谭筝按住开关,只听“嗡——”的一声,锯齿飞旋转,震得周遭草木微微颤。
谭家人哪里见过这般古怪器物,全都吓了一大跳,下意识往后退开几步。
谭筝神色平静,握住电锯贴向树干,高转动的锯齿轻易扎进木身,木屑簌簌纷飞。
不过片刻功夫,粗壮的树干便被拦腰锯断,伴随着轰隆一声巨响,参天大树直直倾倒在地。
她全程脸不红气不喘,没费什么大力气。
“这东西也太神了!三两下工夫,一棵大树就放倒了,寻常青壮抡着斧头,砍上大半天都未必能成!”
谭筝关掉电锯,轰鸣声戛然而止。
“这叫电锯,专门用来切割木料,有它帮忙,咱们干活能事半功倍,省下不少力气。

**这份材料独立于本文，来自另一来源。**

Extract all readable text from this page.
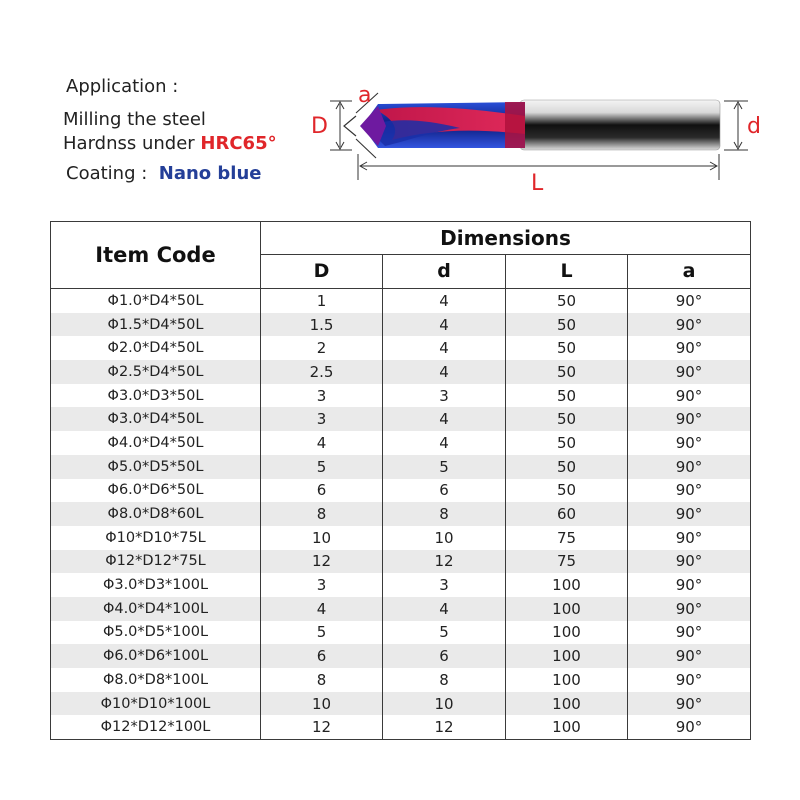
Application :
Milling the steel
Hardnss under HRC65°
Coating : Nano blue
a
D	d
L
Item Code	Dimensions			
	D	d	L	a
Φ1.0*D4*50L	1	4	50	90°
Φ1.5*D4*50L	1.5	4	50	90°
Φ2.0*D4*50L	2	4	50	90°
Φ2.5*D4*50L	2.5	4	50	90°
Φ3.0*D3*50L	3	3	50	90°
Φ3.0*D4*50L	3	4	50	90°
Φ4.0*D4*50L	4	4	50	90°
Φ5.0*D5*50L	5	5	50	90°
Φ6.0*D6*50L	6	6	50	90°
Φ8.0*D8*60L	8	8	60	90°
Φ10*D10*75L	10	10	75	90°
Φ12*D12*75L	12	12	75	90°
Φ3.0*D3*100L	3	3	100	90°
Φ4.0*D4*100L	4	4	100	90°
Φ5.0*D5*100L	5	5	100	90°
Φ6.0*D6*100L	6	6	100	90°
Φ8.0*D8*100L	8	8	100	90°
Φ10*D10*100L	10	10	100	90°
Φ12*D12*100L	12	12	100	90°
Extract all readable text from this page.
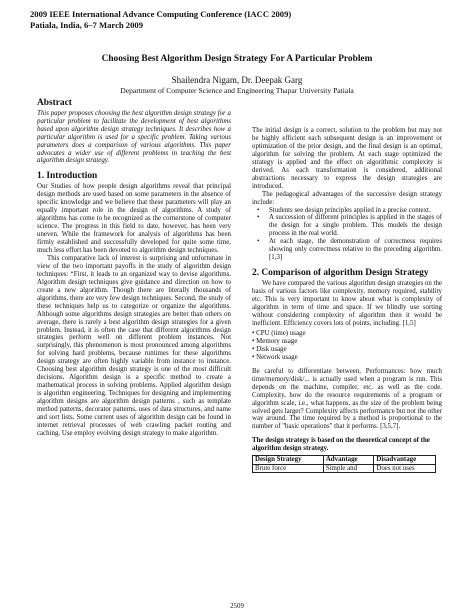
2009 IEEE International Advance Computing Conference (IACC 2009)
Patiala, India, 6–7 March 2009
Choosing Best Algorithm Design Strategy For A Particular Problem
Shailendra Nigam, Dr. Deepak Garg
Department of Computer Science and Engineering Thapar University Patiala
Abstract

This paper proposes choosing the best algorithm design strategy for a particular problem to facilitate the development of best algorithms based upon algorithm design strategy techniques. It describes how a particular algorithm is used for a specific problem. Taking various parameters does a comparison of various algorithms. This paper advocates a wider use of different problems in teaching the best algorithm design strategy.

1. Introduction

Our Studies of how people design algorithms reveal that principal design methods are used based on some parameters in the absence of specific knowledge and we believe that these parameters will play an equally important role in the design of algorithms. A study of algorithms has come to be recognized as the cornerstone of computer science. The progress in this field to date, however, has been very uneven. While the framework for analysis of algorithms has been firmly established and successfully developed for quite some time, much less effort has been devoted to algorithm design techniques.

This comparative lack of interest is surprising and unfortunate in view of the two important payoffs in the study of algorithm design techniques: “First, it leads to an organized way to devise algorithms. Algorithm design techniques give guidance and direction on how to create a new algorithm. Though there are literally thousands of algorithms, there are very few design techniques. Second, the study of these techniques help us to categorize or organize the algorithms. Although some algorithms design strategies are better than others on average, there is rarely a best algorithm design strategies for a given problem. Instead, it is often the case that different algorithms design strategies perform well on different problem instances. Not surprisingly, this phenomenon is most pronounced among algorithms for solving hard problems, because runtimes for these algorithms design strategy are often highly variable from instance to instance. Choosing best algorithm design strategy is one of the most difficult decisions. Algorithm design is a specific method to create a mathematical process in solving problems. Applied algorithm design is algorithm engineering. Techniques for designing and implementing algorithm designs are algorithm design patterns , such as template method patterns, decorator patterns, uses of data structures, and name and sort lists. Some current uses of algorithm design can be found in internet retrieval processes of web crawling packet routing and caching. Use employ evolving design strategy to make algorithm.

The initial design is a correct, solution to the problem but may not be highly efficient each subsequent design is an improvement or optimization of the prior design, and the final design is an optimal, algorithm for solving the problem. At each stage optimized the strategy is applied and the effect on algorithmic complexity is derived. As each transformation is considered, additional abstractions necessary to express the design strategies are introduced.

The pedagogical advantages of the successive design strategy include:

• Students see design principles applied in a precise context.
• A succession of different principles is applied in the stages of the design for a single problem. This models the design process in the real world.
• At each stage, the demonstration of correctness requires showing only correctness relative to the preceding algorithm. [1,3]
2. Comparison of algorithm Design Strategy

We have compared the various algorithm design strategies on the basis of various factors like complexity, memory required, stability etc. This is very important to know about what is complexity of algorithm in term of time and space. If we blindly use sorting without considering complexity of algorithm then it would be inefficient. Efficiency covers lots of points, including. [1,5]

• CPU (time) usage
• Memory usage
• Disk usage
• Network usage

Be careful to differentiate between, Performances: how much time/memory/disk/... is actually used when a program is run. This depends on the machine, compiler, etc. as well as the code. Complexity, how do the resource requirements of a program or algorithm scale, i.e., what happens, as the size of the problem being solved gets larger? Complexity affects performance but not the other way around. The time required by a method is proportional to the number of "basic operations" that it performs. [3,5,7].

The design strategy is based on the theoretical concept of the algorithm design strategy.

Design Strategy	Advantage	Disadvantage
Brute force	Simple and	Does not uses
2509
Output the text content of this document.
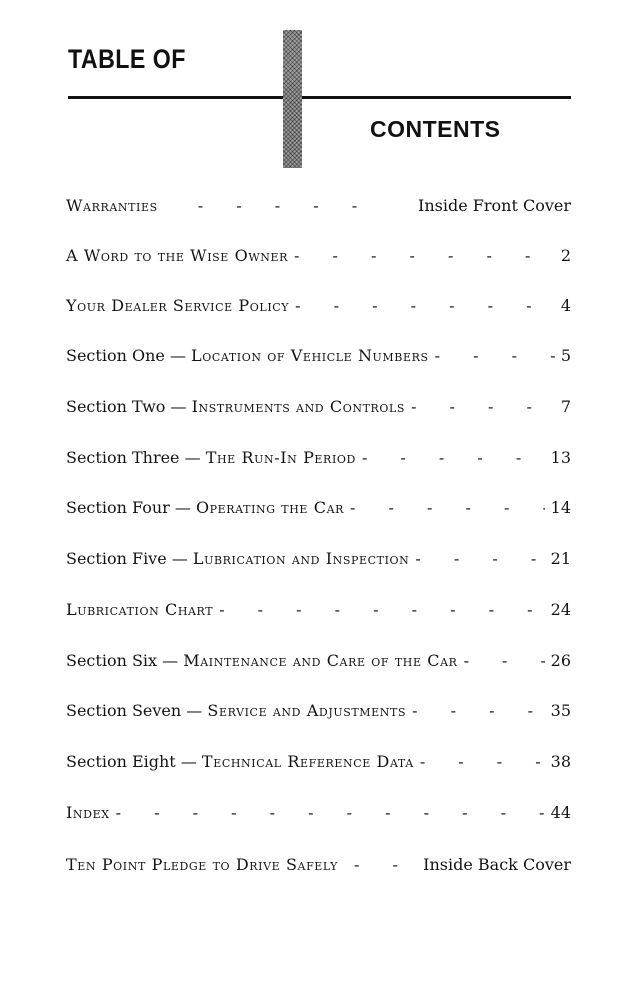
TABLE OF
CONTENTS
Warranties - - -	Inside Front Cover
A Word to the Wise Owner - - -	2
Your Dealer Service Policy - - -	4
Section One — Location of Vehicle Numbers - - -	5
Section Two — Instruments and Controls - - -	7
Section Three — The Run-In Period - - -	13
Section Four — Operating the Car - - -	14
Section Five — Lubrication and Inspection - - -	21
Lubrication Chart - - -	24
Section Six — Maintenance and Care of the Car - - -	26
Section Seven — Service and Adjustments - - -	35
Section Eight — Technical Reference Data - - -	38
Index - - -	44
Ten Point Pledge to Drive Safely - - -	Inside Back Cover
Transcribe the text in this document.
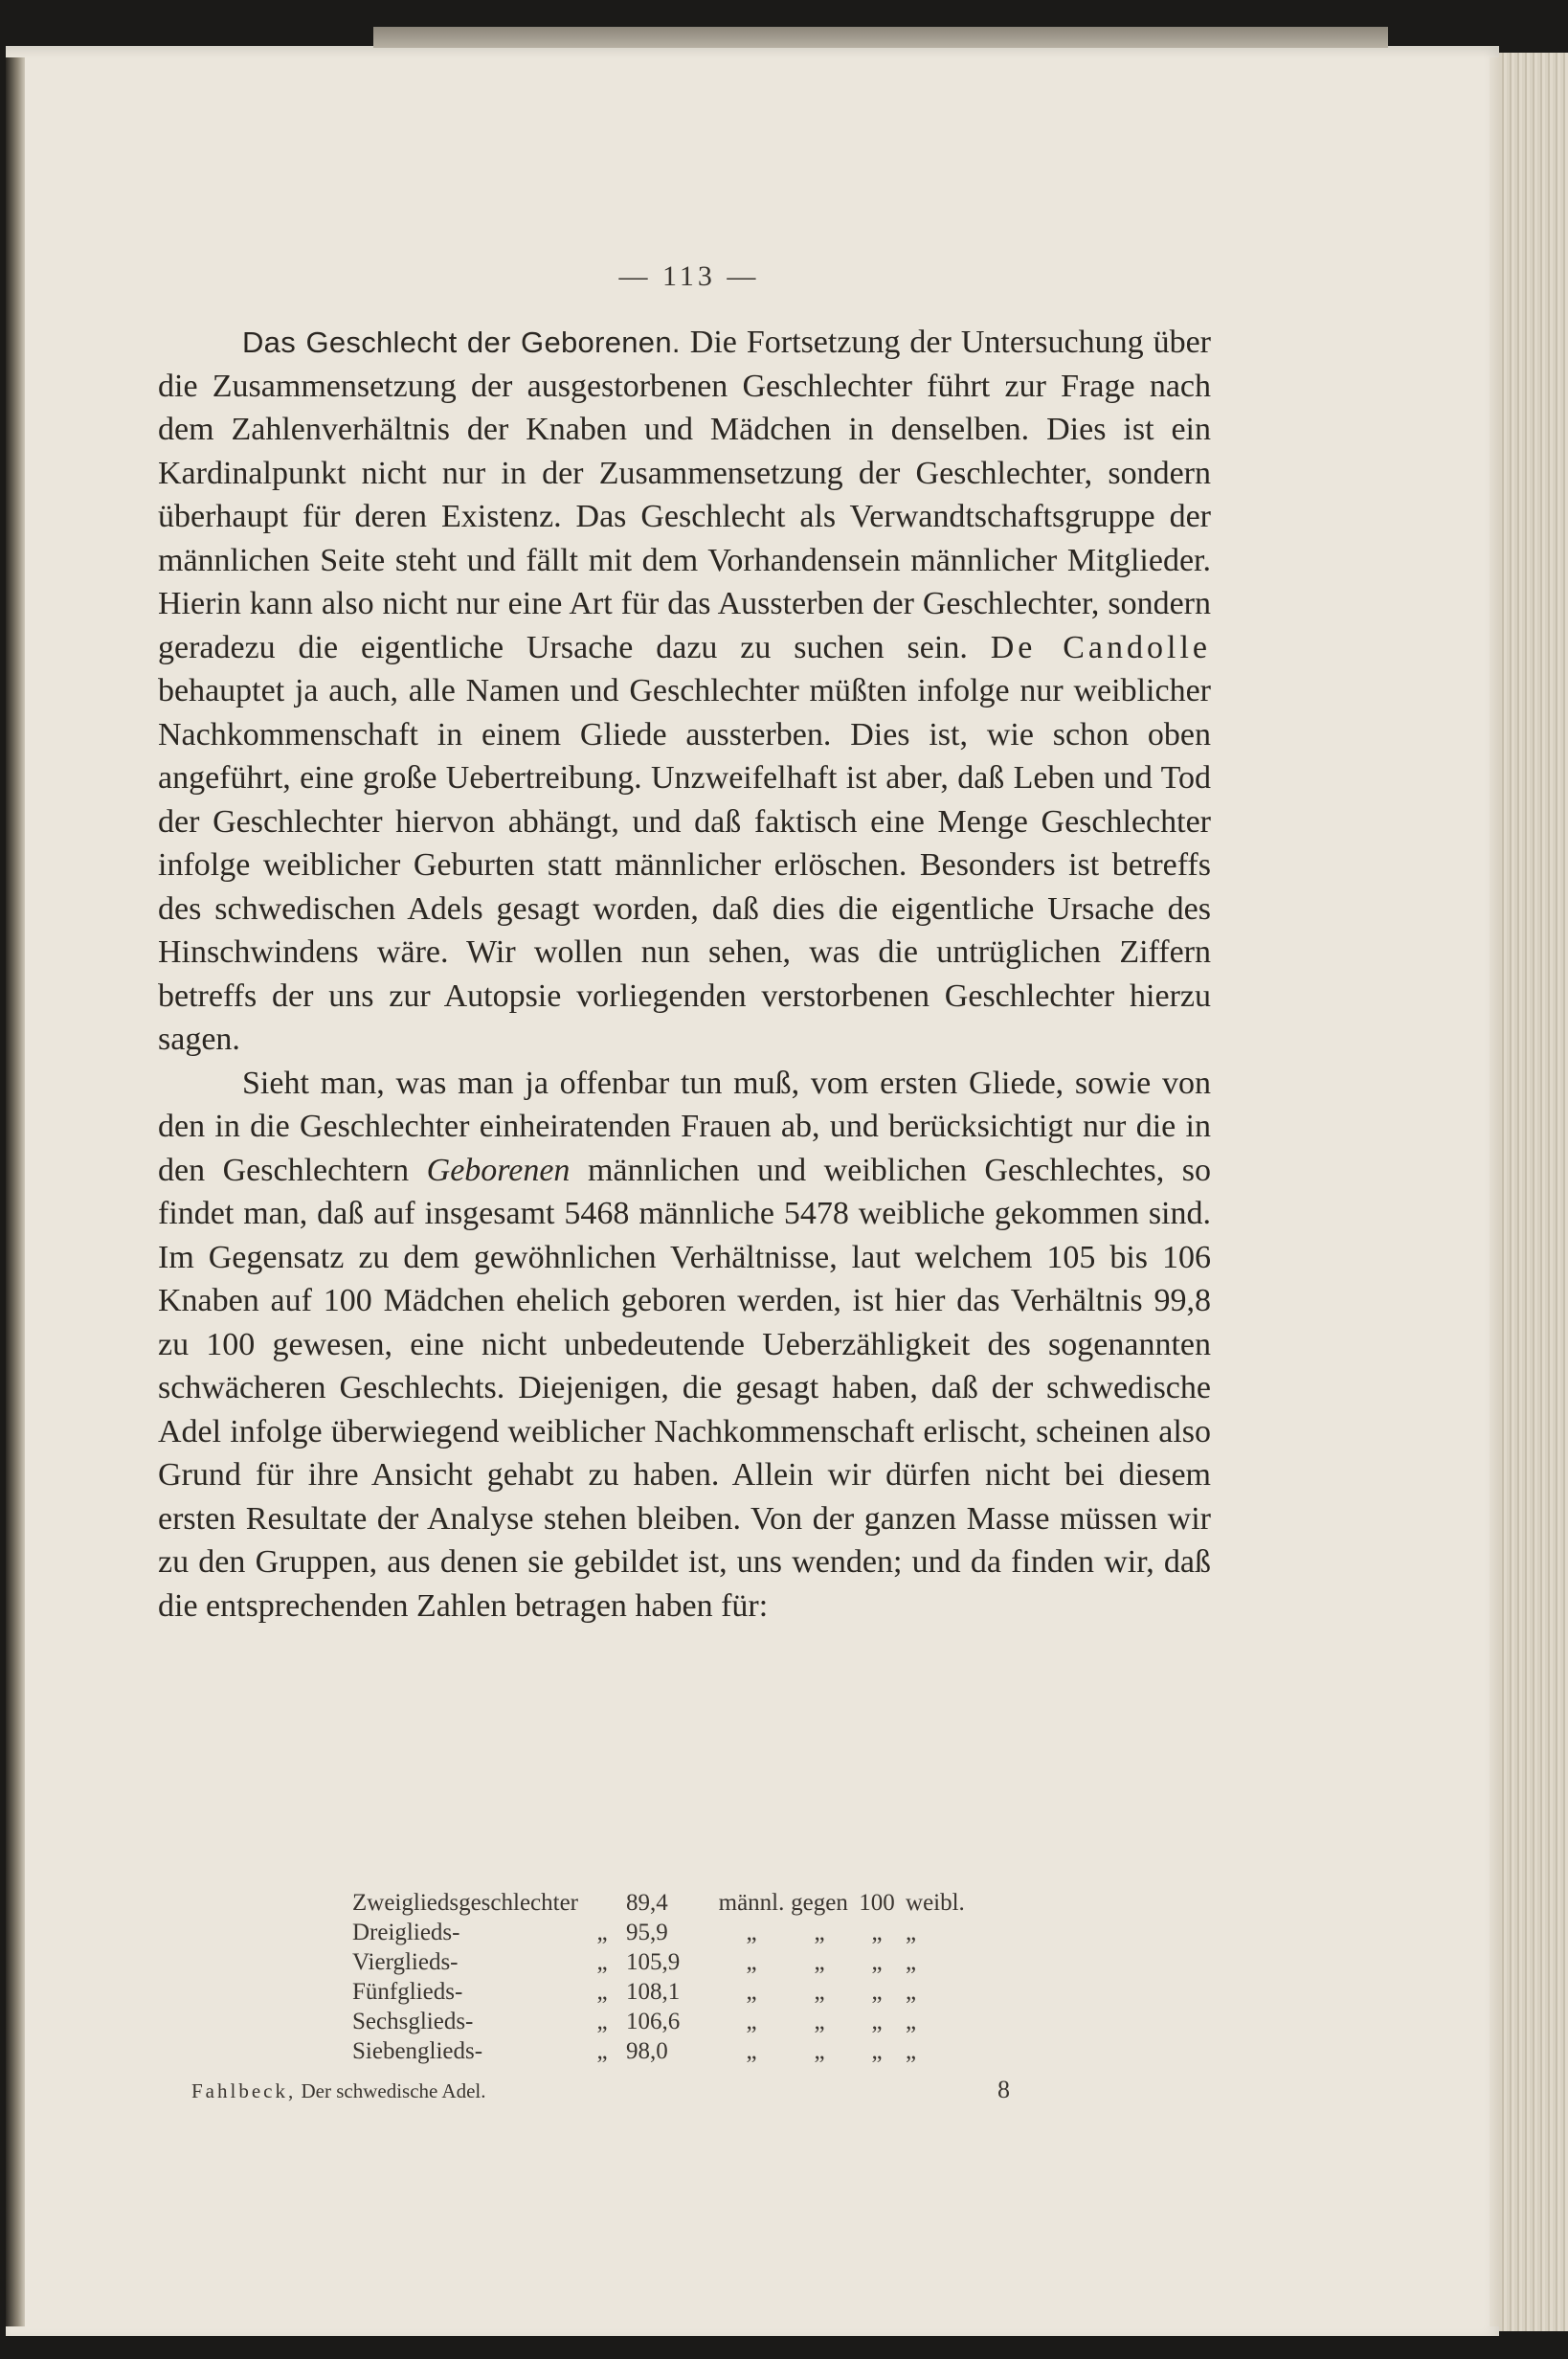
— 113 —

Das Geschlecht der Geborenen. Die Fortsetzung der Untersuchung über die Zusammensetzung der ausgestorbenen Geschlechter führt zur Frage nach dem Zahlenverhältnis der Knaben und Mädchen in denselben. Dies ist ein Kardinalpunkt nicht nur in der Zusammensetzung der Geschlechter, sondern überhaupt für deren Existenz. Das Geschlecht als Verwandtschaftsgruppe der männlichen Seite steht und fällt mit dem Vorhandensein männlicher Mitglieder. Hierin kann also nicht nur eine Art für das Aussterben der Geschlechter, sondern geradezu die eigentliche Ursache dazu zu suchen sein. De Candolle behauptet ja auch, alle Namen und Geschlechter müßten infolge nur weiblicher Nachkommenschaft in einem Gliede aussterben. Dies ist, wie schon oben angeführt, eine große Uebertreibung. Unzweifelhaft ist aber, daß Leben und Tod der Geschlechter hiervon abhängt, und daß faktisch eine Menge Geschlechter infolge weiblicher Geburten statt männlicher erlöschen. Besonders ist betreffs des schwedischen Adels gesagt worden, daß dies die eigentliche Ursache des Hinschwindens wäre. Wir wollen nun sehen, was die untrüglichen Ziffern betreffs der uns zur Autopsie vorliegenden verstorbenen Geschlechter hierzu sagen.

Sieht man, was man ja offenbar tun muß, vom ersten Gliede, sowie von den in die Geschlechter einheiratenden Frauen ab, und berücksichtigt nur die in den Geschlechtern Geborenen männlichen und weiblichen Geschlechtes, so findet man, daß auf insgesamt 5468 männliche 5478 weibliche gekommen sind. Im Gegensatz zu dem gewöhnlichen Verhältnisse, laut welchem 105 bis 106 Knaben auf 100 Mädchen ehelich geboren werden, ist hier das Verhältnis 99,8 zu 100 gewesen, eine nicht unbedeutende Ueberzähligkeit des sogenannten schwächeren Geschlechts. Diejenigen, die gesagt haben, daß der schwedische Adel infolge überwiegend weiblicher Nachkommenschaft erlischt, scheinen also Grund für ihre Ansicht gehabt zu haben. Allein wir dürfen nicht bei diesem ersten Resultate der Analyse stehen bleiben. Von der ganzen Masse müssen wir zu den Gruppen, aus denen sie gebildet ist, uns wenden; und da finden wir, daß die entsprechenden Zahlen betragen haben für:

Zweigliedsgeschlechter		89,4	männl.	gegen	100	weibl.
Dreiglieds-	„	95,9	„	„	„	„
Vierglieds-	„	105,9	„	„	„	„
Fünfglieds-	„	108,1	„	„	„	„
Sechsglieds-	„	106,6	„	„	„	„
Siebenglieds-	„	98,0	„	„	„	„
Fahlbeck, Der schwedische Adel.	8
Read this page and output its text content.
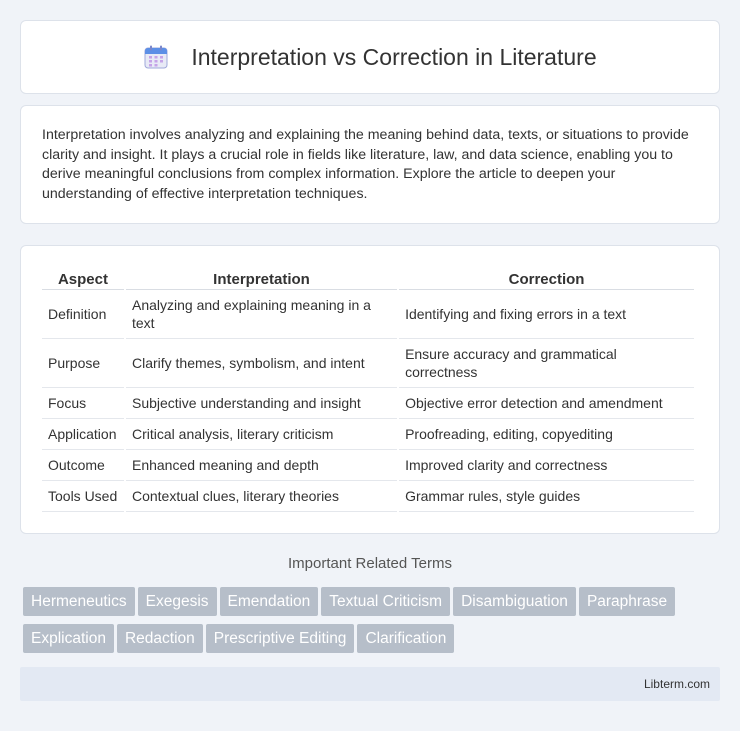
Interpretation vs Correction in Literature

Interpretation involves analyzing and explaining the meaning behind data, texts, or situations to provide clarity and insight. It plays a crucial role in fields like literature, law, and data science, enabling you to derive meaningful conclusions from complex information. Explore the article to deepen your understanding of effective interpretation techniques.

Aspect	Interpretation	Correction
Definition	Analyzing and explaining meaning in a text	Identifying and fixing errors in a text
Purpose	Clarify themes, symbolism, and intent	Ensure accuracy and grammatical correctness
Focus	Subjective understanding and insight	Objective error detection and amendment
Application	Critical analysis, literary criticism	Proofreading, editing, copyediting
Outcome	Enhanced meaning and depth	Improved clarity and correctness
Tools Used	Contextual clues, literary theories	Grammar rules, style guides
Important Related Terms
Hermeneutics Exegesis Emendation Textual Criticism Disambiguation Paraphrase
Explication Redaction Prescriptive Editing Clarification
Libterm.com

”
说着她又从空间取出好几把电锯,挨个分下去后,教大家该如何使用。
大伙一开始还有点怕,试了几次就不慌了,越用越顺手,山上到处都是电锯嗡嗡的声响。
谭仲霖还兴奋地喊了一句:“这可比抡斧头痛快多了!”
山林里有规矩,捡枯枝、砍细杂木当柴火没人管,但成材的大树一律不许私自采伐,更别说拿来做船了。
一旦被巡检差役抓到,木料没收不说,人还要挨板子、罚苦役。
谭筝特地选了处偏僻隐蔽的山林死角伐木,又安排了人轮流放哨,一有风吹草动,材料立刻收进空间,船身就地消失。
从进山采伐木料,到后续动手造船,一步一步都在有条不紊地推进。
直到有一日,轮到谭仲霖放哨时,肚子突然一阵绞痛,他捂着肚子在原地转了两圈,脸都憋白了。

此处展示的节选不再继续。